Thirianna shows us how to become a Farseer in eight easy steps in Gav Thorpe’s new novel.
The good news is, I now know a lot more about Eldar fluff — the bad news is, I’m not sure which is correct.
Hungering for something different, I gave this new Eldar series a spin. I’m functionally fluent in Astartes and things Imperial, but even though I’ve played many games against Eldar I didn’t know that much about them, and so I thought delving into a race I knew next to nothing about would be a good change of pace. Path of the Seer was definitely that — it was interesting to see the Imperium as the “villians” of the story for a change, and not from a Chaos point of view.
You see, Path of the Seer isn’t a bad book — in fact, I rather enjoyed the last 3/4th of it. The first quarter, though, is a bit trying. Yes, character development and all that, but a lot of the story presented in the first quarter doesn’t really have that much to do with the rest of the story, other than making Thirianna a sympathetic character, and introducing the other two characters that the other books in this trilogy are about. Maybe I was impatient, I don’t know, but I was ready for something to happen. I kept thinking, “Get on with it, Gav.”
And then Thirianna decides to follow the Path of the Seer, and things get interesting, and remain that way for the rest of the book. There are a lot of things about the Eldar that are explained in adequate detail, and Gav does have a way of weaving in explanation without restoring to heavy-handed exposition. As I said, I learned a lot about the Eldar reading this book, and while I won’t be starting a new Eldar army any time soon, I have a new appreciation for them now. Once you make it through the first hundred pages or so, the pace picks up and only slows down a time or two until the end. Are their battles? Yes. Do we get a look into the process of becoming a Farseer? Certainly. Are there surprises? A few — some good, and one that (upon reflection) seems a bit over the top. The real money shot, though, is the last chapter — think Apocalypse game, and you’re in the right spot. For me, that last chapter was worth the rest of the book to get there.
So that was the good.
Let’s talk about the bad.
About half-way through the book, I talked with some friends that are more schooled in Eldar fluff, asking: “How long does it take to become a Farseer?” Answered ranged from “many years” to “hundreds of years”.
Thirianna becomes a full-fledged Farseer in — as far as I can tell — less than a year.
I took to calling her “Girldrad”.
Now if that weren’t enough, there’s her mentor, Kelamith.
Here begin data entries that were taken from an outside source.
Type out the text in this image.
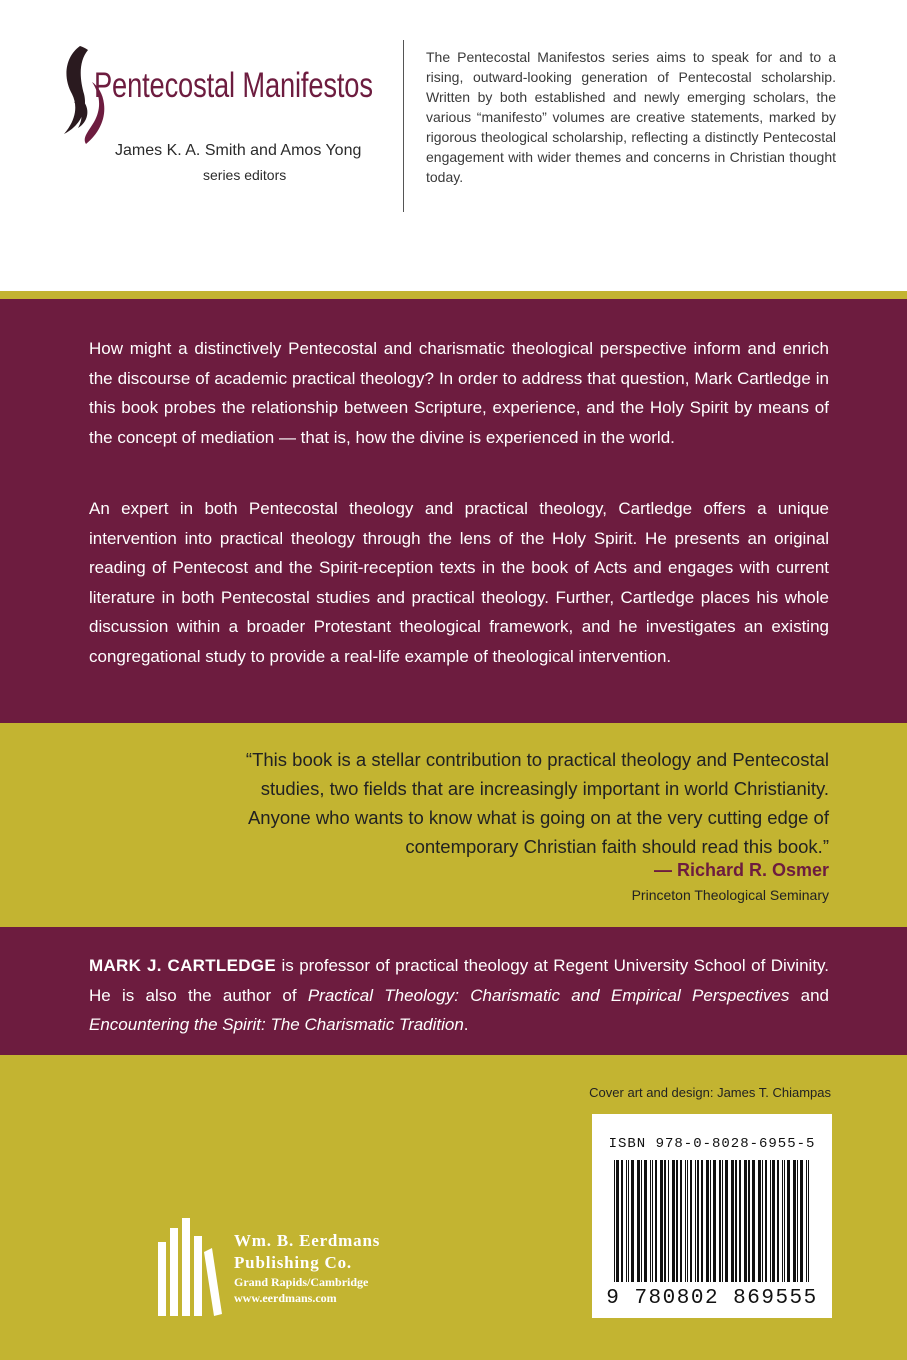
Pentecostal Manifestos
James K. A. Smith and Amos Yong
series editors
The Pentecostal Manifestos series aims to speak for and to a rising, outward-looking generation of Pentecostal scholarship. Written by both established and newly emerging scholars, the various “manifesto” volumes are creative statements, marked by rigorous theological scholarship, reflecting a distinctly Pentecostal engagement with wider themes and concerns in Christian thought today.

How might a distinctively Pentecostal and charismatic theological perspective inform and enrich the discourse of academic practical theology? In order to address that question, Mark Cartledge in this book probes the relationship between Scripture, experience, and the Holy Spirit by means of the concept of mediation — that is, how the divine is experienced in the world.

An expert in both Pentecostal theology and practical theology, Cartledge offers a unique intervention into practical theology through the lens of the Holy Spirit. He presents an original reading of Pentecost and the Spirit-reception texts in the book of Acts and engages with current literature in both Pentecostal studies and practical theology. Further, Cartledge places his whole discussion within a broader Protestant theological framework, and he investigates an existing congregational study to provide a real-life example of theological intervention.

“This book is a stellar contribution to practical theology and Pentecostal studies, two fields that are increasingly important in world Christianity. Anyone who wants to know what is going on at the very cutting edge of contemporary Christian faith should read this book.”
— Richard R. Osmer
Princeton Theological Seminary

MARK J. CARTLEDGE is professor of practical theology at Regent University School of Divinity. He is also the author of Practical Theology: Charismatic and Empirical Perspectives and Encountering the Spirit: The Charismatic Tradition.

Cover art and design: James T. Chiampas
ISBN 978-0-8028-6955-5
9 780802 869555
Wm. B. Eerdmans
Publishing Co.
Grand Rapids/Cambridge
www.eerdmans.com
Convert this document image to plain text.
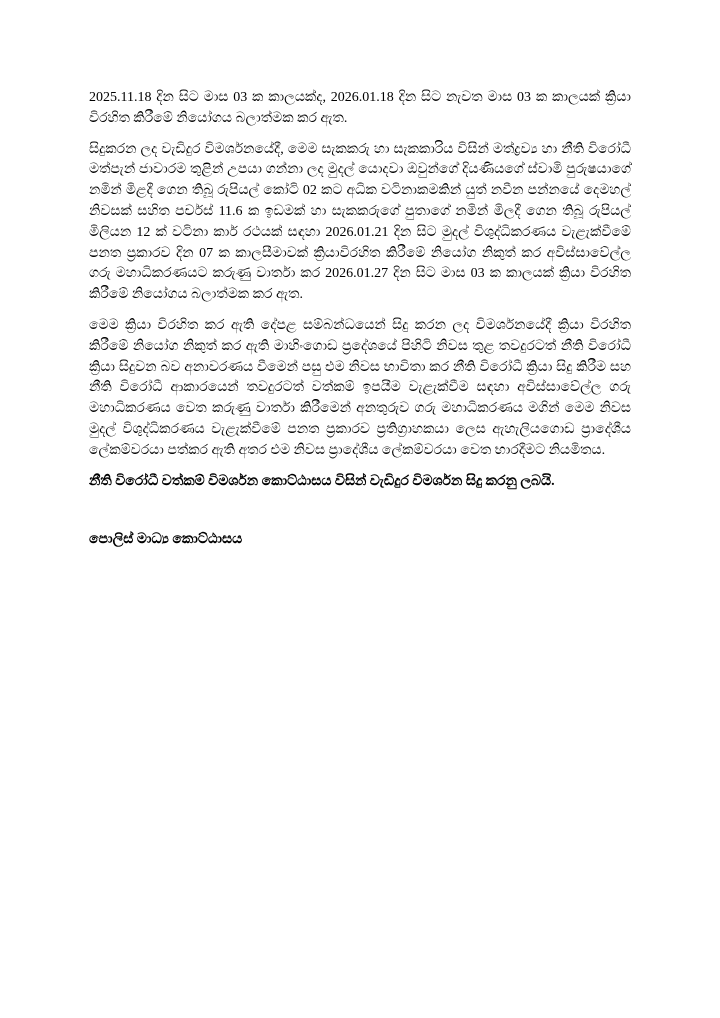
2025.11.18 දින සිට මාස 03 ක කාලයක්ද, 2026.01.18 දින සිට නැවත මාස 03 ක කාලයක් ක්‍රියා විරහිත කිරීමේ නියෝගය බලාත්මක කර ඇත.

සිදුකරන ලද වැඩිදුර විමර්ශනයේදී, මෙම සැකකරු හා සැකකාරිය විසින් මත්ද්‍රව්‍ය හා නීති විරෝධී මත්පැන් ජාවාරම තුළින් උපයා ගන්නා ලද මුදල් යොදවා ඔවුන්ගේ දියණියගේ ස්වාමි පුරුෂයාගේ නමින් මිළදී ගෙන තිබූ රුපියල් කෝටි 02 කට අධික වටිනාකමකින් යුත් නවීන පන්නයේ දෙමහල් නිවසක් සහිත පර්චස් 11.6 ක ඉඩමක් හා සැකකරුගේ පුතාගේ නමින් මිලදී ගෙන තිබූ රුපියල් මිලියන 12 ක් වටිනා කාර් රථයක් සඳහා 2026.01.21 දින සිට මුදල් විශුද්ධිකරණය වැළැක්වීමේ පනත ප්‍රකාරව දින 07 ක කාලසීමාවක් ක්‍රියාවිරහිත කිරීමේ නියෝග නිකුත් කර අවිස්සාවේල්ල ගරු මහාධිකරණයට කරුණු වාර්තා කර 2026.01.27 දින සිට මාස 03 ක කාලයක් ක්‍රියා විරහිත කිරීමේ නියෝගය බලාත්මක කර ඇත.

මෙම ක්‍රියා විරහිත කර ඇති දේපළ සම්බන්ධයෙන් සිදු කරන ලද විමර්ශනයේදී ක්‍රියා විරහිත කිරීමේ නියෝග නිකුත් කර ඇති මාහිංගොඩ ප්‍රදේශයේ පිහිටි නිවස තුළ තවදුරටත් නීති විරෝධී ක්‍රියා සිදුවන බව අනාවරණය වීමෙන් පසු එම නිවස භාවිතා කර නීති විරෝධී ක්‍රියා සිදු කිරීම සහ නීති විරෝධී ආකාරයෙන් තවදුරටත් වත්කම් ඉපයීම වැළැක්වීම සඳහා අවිස්සාවේල්ල ගරු මහාධිකරණය වෙත කරුණු වාර්තා කිරීමෙන් අනතුරුව ගරු මහාධිකරණය මගින් මෙම නිවස මුදල් විශුද්ධිකරණය වැළැක්වීමේ පනත ප්‍රකාරව ප්‍රතිග්‍රාහකයා ලෙස ඇහැලියගොඩ ප්‍රාදේශීය ලේකම්වරයා පත්කර ඇති අතර එම නිවස ප්‍රාදේශීය ලේකම්වරයා වෙත භාරදීමට නියමිතය.

නීති විරෝධී වත්කම් විමර්ශන කොට්ඨාසය විසින් වැඩිදුර විමර්ශන සිදු කරනු ලබයි.

පොලිස් මාධ්‍ය කොට්ඨාසය
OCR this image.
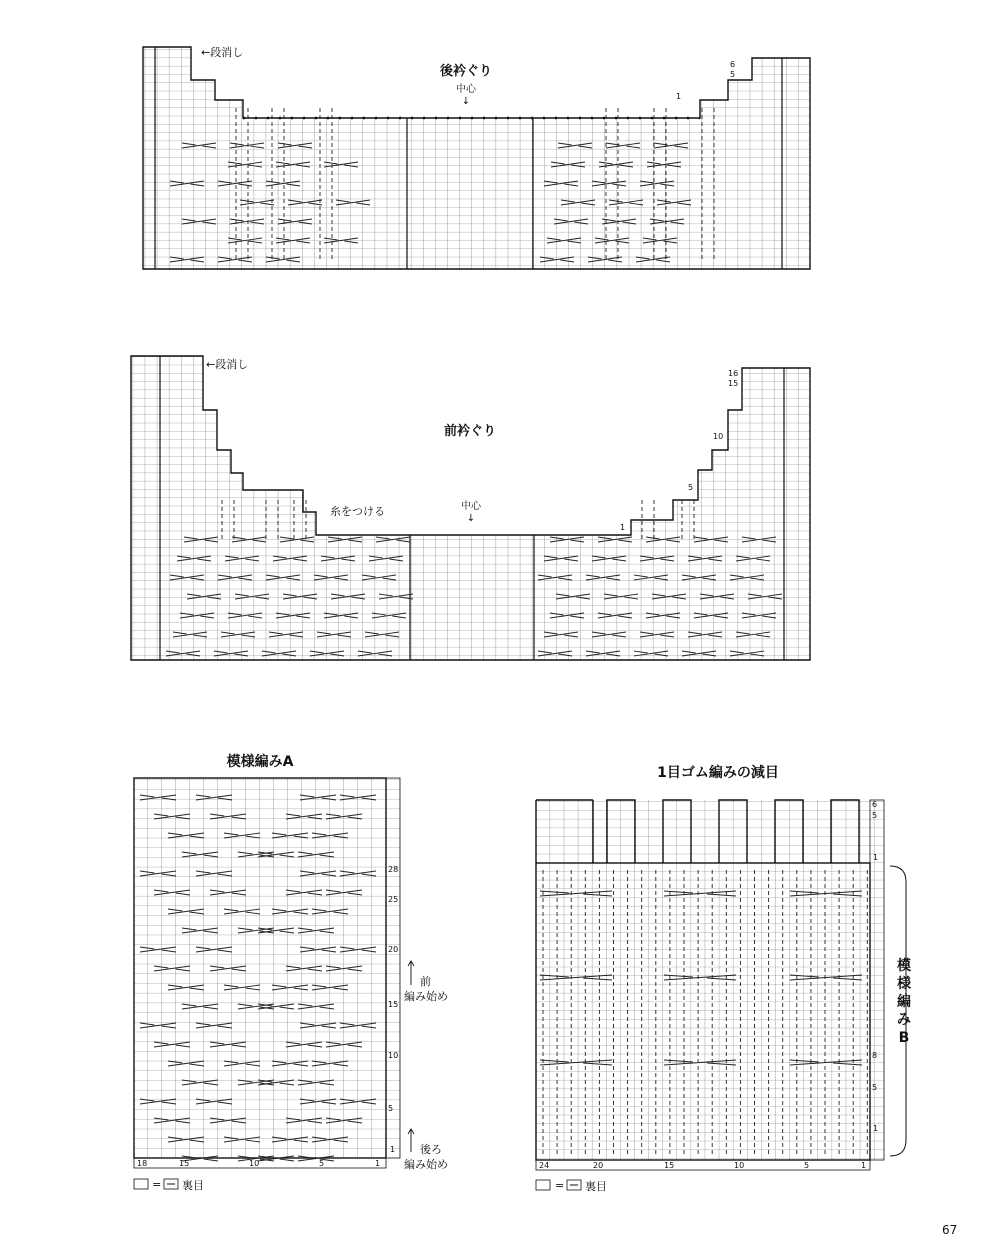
後衿ぐり
中心
↓
←段消し
6
5
1
前衿ぐり
中心
↓
←段消し
糸をつける
16
15
10
5
1
模様編みA
28
25
20
15
10
5
1
18	15	10	5	1
前
編み始め
後ろ
編み始め
= 裏目
1目ゴム編みの減目
6
5
1
8
5
1
24	20	15	10	5	1
模
様
編
み
B
= 裏目
67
Kelamith is an old-school Farseer, evidently having taken the long road to Farseer-dom, and that means (again, evidently) that makes you talk a vague seer-speak, spiced up with occassional comments about how gifted Thirianna is, how quickly she learns.
I began referring to Kelamith as “Yoda”.
Last — and maybe least, maybe not — the Eldar, as presented here, really aren’t that different…aren’t that, well…alien. In fact, until you get to the part where Girldrad begins the path of the seer, the story could very well be about a group of human twenty-somethings with odd names. I hope that was Gav’s intention, to show that as a race, they have more in common with humanity than we might think.
So, is Path of the Seer worth reading? The majority of the book is good, and worth looking in to if you have even a passing interest in the Eldar. I suppose that the only way to tell the story of a Farseer would be to collapse the timeframe it takes to become one, otherwise the book would be longer than the Silmarillion (and nobody wants that). Keep that suspension of disbelief (in a universe that requires a great deal of suspension of disbelief to begin with) in mind and you’ll probably enjoy it.
Rating: 3 out of 5 stars
~What do you think about BL books changing established fluff to tell a story within the confines of an averge-length novel? Should I not have called Thirianna “Girldrad”? What other xenos would you like to read about?